Overview of This Textbook

Steps to Success: Crossing the Bridge Between Literacy Research and Practice was written for preservice and practicing teachers who want to better meet the needs of their students. The book was written by authors with expertise spanning major topics in literacy. A fundamental goal in the creation of this textbook was to present information on literacy research and practice in interesting ways. Included in the book are many relevant examples from the field to facilitate a problem-solving approach to becoming an effective teacher. An important aim of each chapter is to promote the idea that literacy teaching is a dynamic and complex synthesis of research, theory, and practice, as opposed to silos of difficult-to-apply information. An important end result of instructional decisions educators make, and practices they use, is that decisions should bring about benefits to students. This means that individuals preparing to be effective teachers must not only understand the complexity of literacy but also how to make informed decisions in spite of this complexity. This textbook does not contain all of the answers you will need to make these decisions about teaching literacy, but when used in combination with all of the other experiences you will have in becoming an educator, it will add to what you know and will be able to do to help students develop their literacy skills.
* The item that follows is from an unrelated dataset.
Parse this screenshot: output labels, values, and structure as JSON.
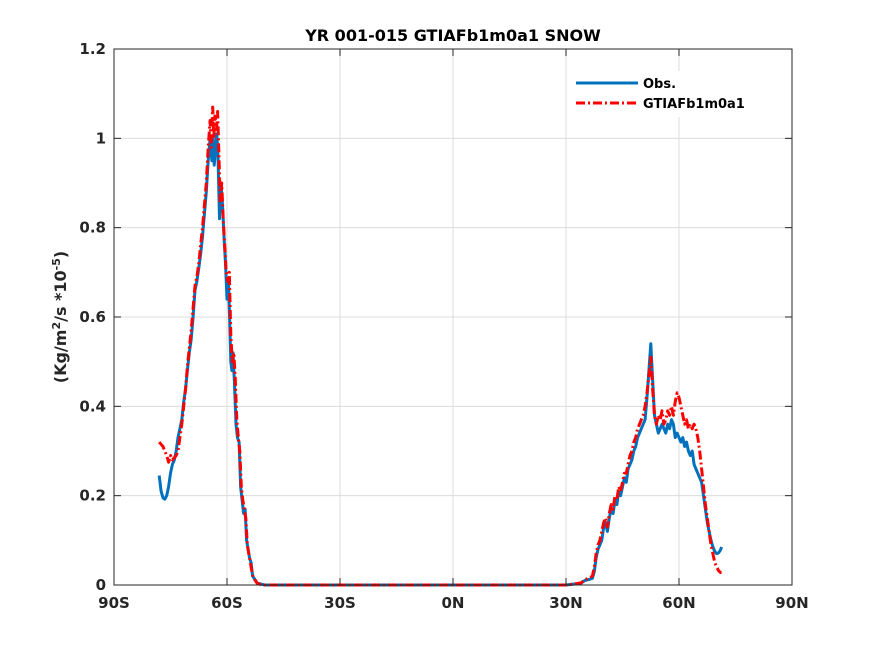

This book spans many topics related to literacy teaching and learning. Following the introductory chapter you are now reading, Chapter 2 provides an overview of literacy research, followed by Chapter 3 and Chapter 4, which relate to the development of word reading skills and reading comprehension, based on an important theoretical framework known as the “Simple View of Reading” (Gough & Tunmer, 1986). Chapter 5 provides background on literacy assessment, followed by Chapter 6, which addresses approaches to writing instruction for elementary school children. Chapter 7 provides background on how the digital age can creatively enhance the teaching of children’s literature. Chapter 8 and Chapter 9 address literacy teaching and learning in relation to two important and often underserved student groups, including English language learners and students with intellectual disabilities. Chapter 10, Chapter 11, and Chapter 12 focus on adolescent literacy, including 21st century literacy, teaching adolescent writers, and the use of discipline specific literacy strategies in culturally responsive ways. Chapter 13 provides an overview of world language and literacy development, and Chapter 14 instructs readers how to analyze their use of language to explore both literacy and identity.

Similar to this introductory chapter, the other chapters begin with an abstract describing what the chapter is about, followed by a brief but important set of learning objectives. Next is an introduction to the main topic(s) covered, followed by the body of the chapter and a set of questions, resources, websites and/or activities readers can explore to problem-solve case studies and plan their future teaching. At the end of each chapter is a reference section with all of the sources authors used to write their chapters. Although readers of textbooks do not always take the time to look through the references of a body of work, readers are encouraged to explore these documents to further fact-check the knowledge and practices they are being asked to integrate into their teaching, as well as to deepen their knowledge of current issues within the field of literacy research and practice.